И Берта называла его “месье” до тех пор, пока этого не заметила мама и не возразила:

– Почему бы тебе не называть его папой?

И Берта называла его папой до тех пор, пока не вмешалась я:

– Ты что, не можешь называть его Морисом, как я?

И Берта называла его Морисом до тех пор, пока…

* * *

Впрочем, этот столь деликатный супруг (когда я говорю

столь,

я имею в виду

слишком)

тоже мог попасть

впросак. Я уже раз видела в Нанте, как он запнулся, не будучи в состоянии назвать мое имя и званье своему

коллеге мэтру Шагорну, который, пожав ему руку, склонился в мою сторону:

– Я полагаю, мадам Мелизе?

В Залуке я застала его у изголовья моей матери, усыпленной, или, вернее, оглушенной лошадиной дозой

успокоительного, которое пришлось дать ей выпить, чтобы умерить сильный приступ невралгии одновременно

с новым наступлением болезни. Он сидел неподвижно, упершись локтями в колени, и лицо его было искажено

выражением такого отвращения и ужасного ожидания, что я рванулась вперед, взбудораженная, пылающая,

возмущенная при мысли о том, что могла этого желать.

– Тсс! – прошептал он, приложив палец к губам.

Так я ошиблась? Черты его лица выражали теперь лишь печаль и усталость, и тщетно я искала в них хоть

тень, хоть след той ужасной надежды, возможно бывшей плодом моего воображения.

* * *

Но что это за взгляд, куда не просачивается и половины наших опасений? В моем уже не было доверия, я

воображала, будто целый мир сплотился против меня. Почему всех так беспокоит то та, то эта Изабель?

Однажды, по окончании службы, меня ухватил за рукав кюре:

– Тебя не слишком часто видно, девочка моя.

На следующий день ко мне обернулся доктор Магорен, после того как мы поделились с ним своими

опасениями о возможных почечных и сердечных осложнениях у мамы:

– Что это ты какая-то не такая?.. Боже мой! Да она пудрится… и красится!
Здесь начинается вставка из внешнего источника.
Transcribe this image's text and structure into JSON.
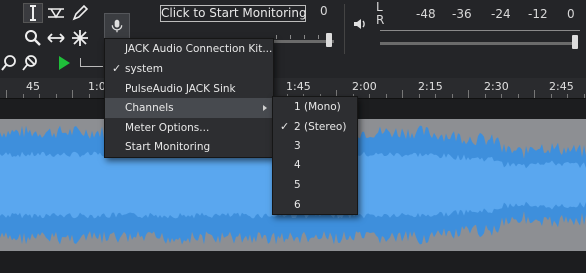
{
  "toolbar": {
    "monitor_label": "Click to Start Monitoring",
    "rec_meter": {
      "L": "L",
      "R": "R",
      "value": "0"
    },
    "play_meter": {
      "L": "L",
      "R": "R",
      "scale": [
        "-48",
        "-36",
        "-24",
        "-12",
        "0"
      ]
    }
  },
  "ruler": {
    "labels": [
      "45",
      "1:0",
      "1:45",
      "2:00",
      "2:15",
      "2:30",
      "2:45"
    ]
  },
  "menu": {
    "items": [
      {
        "label": "JACK Audio Connection Kit...",
        "checked": false,
        "submenu": false
      },
      {
        "label": "system",
        "checked": true,
        "submenu": false
      },
      {
        "label": "PulseAudio JACK Sink",
        "checked": false,
        "submenu": false
      },
      {
        "label": "Channels",
        "checked": false,
        "submenu": true,
        "highlighted": true
      },
      {
        "label": "Meter Options...",
        "checked": false,
        "submenu": false
      },
      {
        "label": "Start Monitoring",
        "checked": false,
        "submenu": false
      }
    ],
    "check_glyph": "✓"
  },
  "channels_menu": {
    "items": [
      {
        "label": "1 (Mono)",
        "checked": false
      },
      {
        "label": "2 (Stereo)",
        "checked": true
      },
      {
        "label": "3",
        "checked": false
      },
      {
        "label": "4",
        "checked": false
      },
      {
        "label": "5",
        "checked": false
      },
      {
        "label": "6",
        "checked": false
      }
    ]
  },
  "colors": {
    "waveform": "#3e8fdc",
    "waveform_rms": "#5aa7ef",
    "track_bg": "#8d8f93",
    "menu_bg": "#2d2e31",
    "menu_highlight": "#474a4f"
  }
}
Велико преступление – слегка припудриваться и пользоваться лосьоном, а вовсе не краской, который

делает не таким ярким цвет ваших волос! Нат уже раздула из этого целое дело, и по крайней мере десять

человек в поселке и в Нанте сочли – или еще сочтут – себя обязанными улыбаться как-то по-особенному.
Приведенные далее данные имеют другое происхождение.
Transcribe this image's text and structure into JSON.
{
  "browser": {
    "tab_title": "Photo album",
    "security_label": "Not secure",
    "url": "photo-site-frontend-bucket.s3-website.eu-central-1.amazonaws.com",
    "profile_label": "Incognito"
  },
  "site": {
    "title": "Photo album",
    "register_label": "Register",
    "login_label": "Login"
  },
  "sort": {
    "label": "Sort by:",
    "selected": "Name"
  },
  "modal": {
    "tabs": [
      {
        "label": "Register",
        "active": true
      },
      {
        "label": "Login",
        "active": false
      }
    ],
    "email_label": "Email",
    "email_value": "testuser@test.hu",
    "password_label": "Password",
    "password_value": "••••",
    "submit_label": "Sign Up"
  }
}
Среди прочих – мэтр Тенор. Только случай не давал мне встретиться с ним в коридорах Дворца

правосудия. Но в конце концов я наткнулась на него в приемной.
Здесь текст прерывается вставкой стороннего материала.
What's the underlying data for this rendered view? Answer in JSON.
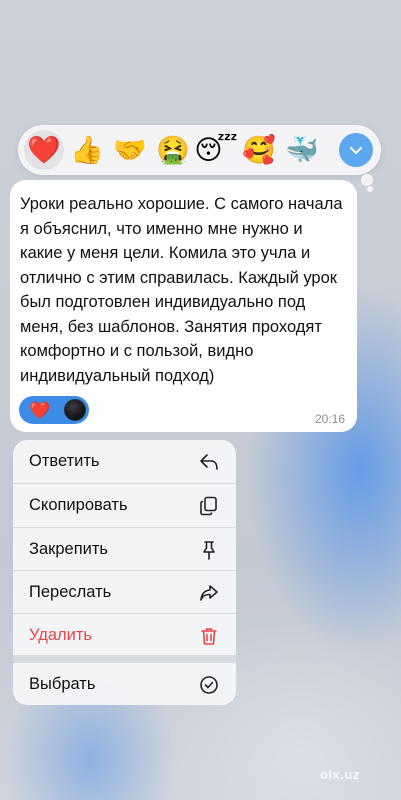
{
  "reactions": [
    {
      "emoji": "❤️",
      "name": "heart",
      "selected": true
    },
    {
      "emoji": "👍",
      "name": "thumbs-up"
    },
    {
      "emoji": "🤝",
      "name": "handshake"
    },
    {
      "emoji": "🤮",
      "name": "vomiting-face"
    },
    {
      "emoji": "😴",
      "name": "sleeping-face"
    },
    {
      "emoji": "🥰",
      "name": "smiling-face-with-hearts"
    },
    {
      "emoji": "🐳",
      "name": "whale"
    }
  ],
  "message": {
    "text": "Уроки реально хорошие. С самого начала я объяснил, что именно мне нужно и какие у меня цели. Комила это учла и отлично с этим справилась. Каждый урок был подготовлен индивидуально под меня, без шаблонов. Занятия проходят комфортно и с пользой, видно индивидуальный подход)",
    "time": "20:16",
    "reaction_emoji": "❤️"
  },
  "menu": {
    "reply": "Ответить",
    "copy": "Скопировать",
    "pin": "Закрепить",
    "forward": "Переслать",
    "delete": "Удалить",
    "select": "Выбрать"
  },
  "colors": {
    "accent": "#5ca7ee",
    "reaction_pill": "#3c8ce7",
    "danger": "#e5484d"
  },
  "watermark": "olx.uz"
}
– Я тебя и не узнал, – воскликнул он. – Так это правда, что ты работаешь с Морисом? Залука, стало

быть, надоела?

Залука! Она тоже горячилась, словно протестуя всеми своими деревьями, гнущимися под порывами

ветра, и я будто ее голос слышала, когда Нат, будучи не в духе, кричала: “По стопам матери пошла! Город тебе

голову кружит!” – или когда она была в духе и ее голос журчал тонкой струйкой: “А ты ведь дорожила этим

домом, Иза”.

Я чувствовала себя виноватой. Временами в кабинете я вдруг удивлялась тому, что я здесь, мне не

хватало воздуха, простора, движения, я принималась под каким-нибудь предлогом бродить по паласу, какое-то

время с удовлетворением чувствуя, как каблуки погружаются в него, словно в перегной, но вскоре приходя в

раздражение от этого вялого однообразия, от отсутствия хрустящей веточки, шуршащего гравия, хлюпающей

кочки, измазывающей подошву.

Однажды, в середине марта, это стало так серьезно, что я, побродив несколько минут вокруг

копенгагенской вазочки на круглом столике, не выдержала. Морис был на процессе; я оставила ему записку на

бюваре, а затем изрядно потратилась на такси, доставившее меня в За– луку, где меня восторженно встретила

Нат.

В восемь с четвертью, когда вернулся Морис, я вовсю мазала себе горло и храбро раскрыла перед ним

рот, где от десен до язычка не было видно ничего, кроме метиленовой синьки.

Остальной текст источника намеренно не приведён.